We are collecting the statistical test results in a new DataFrame with p-value and log FC

In [None]:
ttest_results = pd.DataFrame(0, index = selected_exp_data.columns, columns = ['P-value', 'HCC/Normal Log FC'])

for gene in selected_exp_data.columns:
    normal_exp = selected_exp_data[gene].loc[*FILL HERE*]
    cancer_exp = selected_exp_data[gene].loc[*FILL HERE*]
    
    ttest_results.loc[gene, 'P-value'] = ttest_ind(*FILL HERE*)[1]
    ttest_results.loc[gene, 'HCC/Normal Log FC'] = *FILL HERE*
    
ttest_results.head()

### Use statsmodels package to perform Benjamini-Yekutileli correction with FDR cutoff of 0.01
How many statistically significant DEGs are there?

Ans:

In [None]:
by_result = multipletests(*FILL HERE*, method = *FILL HERE*, alpha = *FILL HERE*)
by_filter = by_result[0]
print('number of significant DEGs:', *FILL HERE*)

### Let's apply fold change cutoff at 2-fold
How many statistically significant DEGs also have 2 or higher fold change across the two groups? 

Ans:

In [None]:
fc_filter = *FILL HERE*
combined_filter = by_filter & fc_filter

print('number of significant DEGs with 2 or higher fold change:', *FILL HERE*)

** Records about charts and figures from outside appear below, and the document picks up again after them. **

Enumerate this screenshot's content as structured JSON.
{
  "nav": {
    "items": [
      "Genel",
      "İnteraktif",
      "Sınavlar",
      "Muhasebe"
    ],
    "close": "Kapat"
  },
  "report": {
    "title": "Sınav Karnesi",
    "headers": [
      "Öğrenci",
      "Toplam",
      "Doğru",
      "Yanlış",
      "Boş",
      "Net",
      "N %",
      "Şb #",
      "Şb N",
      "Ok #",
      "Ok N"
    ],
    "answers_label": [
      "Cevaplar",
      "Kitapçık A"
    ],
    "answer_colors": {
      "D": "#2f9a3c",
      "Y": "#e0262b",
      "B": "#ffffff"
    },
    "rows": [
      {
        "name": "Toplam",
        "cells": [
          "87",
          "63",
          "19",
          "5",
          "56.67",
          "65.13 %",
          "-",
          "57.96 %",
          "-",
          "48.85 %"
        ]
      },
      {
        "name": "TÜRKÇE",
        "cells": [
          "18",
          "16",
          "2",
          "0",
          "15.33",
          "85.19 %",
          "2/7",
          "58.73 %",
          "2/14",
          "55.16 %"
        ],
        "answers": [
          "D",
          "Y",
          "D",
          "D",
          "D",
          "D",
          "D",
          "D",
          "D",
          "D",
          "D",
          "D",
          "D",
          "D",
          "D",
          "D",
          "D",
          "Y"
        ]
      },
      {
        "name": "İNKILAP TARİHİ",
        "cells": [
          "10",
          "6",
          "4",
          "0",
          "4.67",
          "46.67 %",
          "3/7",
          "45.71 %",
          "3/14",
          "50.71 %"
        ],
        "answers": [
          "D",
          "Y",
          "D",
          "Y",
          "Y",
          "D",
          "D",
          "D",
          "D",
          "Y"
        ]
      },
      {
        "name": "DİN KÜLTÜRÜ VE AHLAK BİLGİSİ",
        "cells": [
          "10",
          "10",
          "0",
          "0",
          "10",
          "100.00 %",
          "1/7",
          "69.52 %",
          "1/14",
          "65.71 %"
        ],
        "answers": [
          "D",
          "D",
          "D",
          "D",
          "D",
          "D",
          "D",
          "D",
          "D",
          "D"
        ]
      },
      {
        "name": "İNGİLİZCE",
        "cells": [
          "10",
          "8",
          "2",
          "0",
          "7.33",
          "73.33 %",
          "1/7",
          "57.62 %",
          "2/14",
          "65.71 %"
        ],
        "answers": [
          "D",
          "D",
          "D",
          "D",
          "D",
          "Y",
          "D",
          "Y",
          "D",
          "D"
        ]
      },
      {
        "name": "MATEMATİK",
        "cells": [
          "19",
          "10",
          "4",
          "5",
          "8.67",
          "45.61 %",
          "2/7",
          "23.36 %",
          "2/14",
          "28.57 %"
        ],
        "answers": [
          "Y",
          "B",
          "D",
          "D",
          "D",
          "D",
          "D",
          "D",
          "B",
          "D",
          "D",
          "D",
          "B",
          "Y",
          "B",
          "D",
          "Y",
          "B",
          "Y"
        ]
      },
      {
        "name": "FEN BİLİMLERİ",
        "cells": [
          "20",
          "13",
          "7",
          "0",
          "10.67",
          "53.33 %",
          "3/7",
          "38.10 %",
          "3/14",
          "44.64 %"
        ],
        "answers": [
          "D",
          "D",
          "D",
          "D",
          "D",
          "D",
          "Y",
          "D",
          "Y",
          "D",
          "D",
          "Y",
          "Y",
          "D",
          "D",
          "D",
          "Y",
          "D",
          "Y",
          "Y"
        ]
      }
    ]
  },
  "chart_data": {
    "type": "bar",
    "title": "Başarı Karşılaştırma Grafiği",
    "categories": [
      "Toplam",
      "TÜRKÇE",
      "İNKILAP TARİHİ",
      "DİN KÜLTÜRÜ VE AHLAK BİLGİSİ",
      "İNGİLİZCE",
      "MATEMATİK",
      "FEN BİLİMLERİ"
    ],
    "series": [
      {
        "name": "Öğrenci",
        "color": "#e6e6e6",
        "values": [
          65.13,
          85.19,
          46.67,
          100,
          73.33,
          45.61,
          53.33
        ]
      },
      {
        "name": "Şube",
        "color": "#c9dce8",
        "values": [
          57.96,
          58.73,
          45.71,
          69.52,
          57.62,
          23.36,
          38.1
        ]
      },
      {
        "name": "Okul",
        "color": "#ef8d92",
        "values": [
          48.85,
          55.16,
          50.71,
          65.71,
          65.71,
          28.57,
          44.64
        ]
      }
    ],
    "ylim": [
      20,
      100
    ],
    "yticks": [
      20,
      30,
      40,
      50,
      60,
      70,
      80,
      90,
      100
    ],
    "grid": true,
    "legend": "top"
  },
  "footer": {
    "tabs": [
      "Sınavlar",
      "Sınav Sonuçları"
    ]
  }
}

### Visualize volcano plot

In [None]:
plt.figure(figsize = (7, 4))

plt.scatter(*FILL HERE*, s = 3, label = 'Other genes') ## plot all other genes
plt.scatter(*FILL HERE*, s = 3, label = 'DEGs') ## plot only significant DEGs

plt.xlabel('HCC/Normal Log FC'); plt.ylabel('Minus Log P-value'); plt.legend()
plt.show()

## Q8: There is a gene with ~10 log FC but does not have as low p-value as other DEGs
Identify what gene it is and visualize its expression in HCC and normal group using violin plot

Ans:

In [None]:
ttest_results.sort_values('HCC/Normal Log FC', ascending = False).head(3)

In [None]:
*FILL HERE* ## show violin plot for the top gene

### Compare the above pattern with another gene with the lowest p-value
Which gene has the lowest p-value? Visualize its expression in HCC and normal group using violin plot

Ans:

In [None]:
ttest_results.sort_values('P-value').head(3)

In [None]:
*FILL HERE* ## show violin plot for the top gene

### Do the two violin plots agree with observed fold changes and p-values for these two genes?
Ans:

## Q9: Visualize the expression of these two genes on PCA and UMAP scatter plots
Use subplot to include all 4 scatters onto the same figure

In [None]:
*FILL HERE*

## Q10: Let's build a logistic regression model to diagnose HCC from normal
The required packages are imported for you

In [None]:
from sklearn.linear_model import LogisticRegression
from sklearn.model_selection import StratifiedKFold, GridSearchCV

five_fold_splitter = StratifiedKFold(n_splits = 5, shuffle = True, random_state = 25) ## split data into 5 equal partitions

### Define the base model and use GridSearchCV to try every hyperparameter combination
Fit **GridSearchCV** on standardized data

In [None]:
base_model = LogisticRegression(max_iter = 1000, solver = 'liblinear', random_state = 25) ## this is our base hyperparameters
hyperparameters = {'penalty': ['l1', 'l2'],
                   'C': [1e-5, 1e-4, 1e-3, 1e-2, 1e-1, 1, 10, 100]}

tuned_model = GridSearchCV(base_model, param_grid = hyperparameters, scoring = 'accuracy', 
                           refit = True, cv = five_fold_splitter)
tuned_model.fit(*FILL HERE*)

### View the top 5 hyperparameter sets
What is the best hyperparameter setting? 

Ans:

What is the achieved accuracy?

Ans:

In [None]:
tuned_result = pd.DataFrame.from_dict(tuned_model.cv_results_)
tuned_result = tuned_result.sort_values('rank_test_score')
tuned_result[['params', 'mean_test_score', 'std_test_score']].head(5)

# Congratulations for reaching the end of this year's problem set!!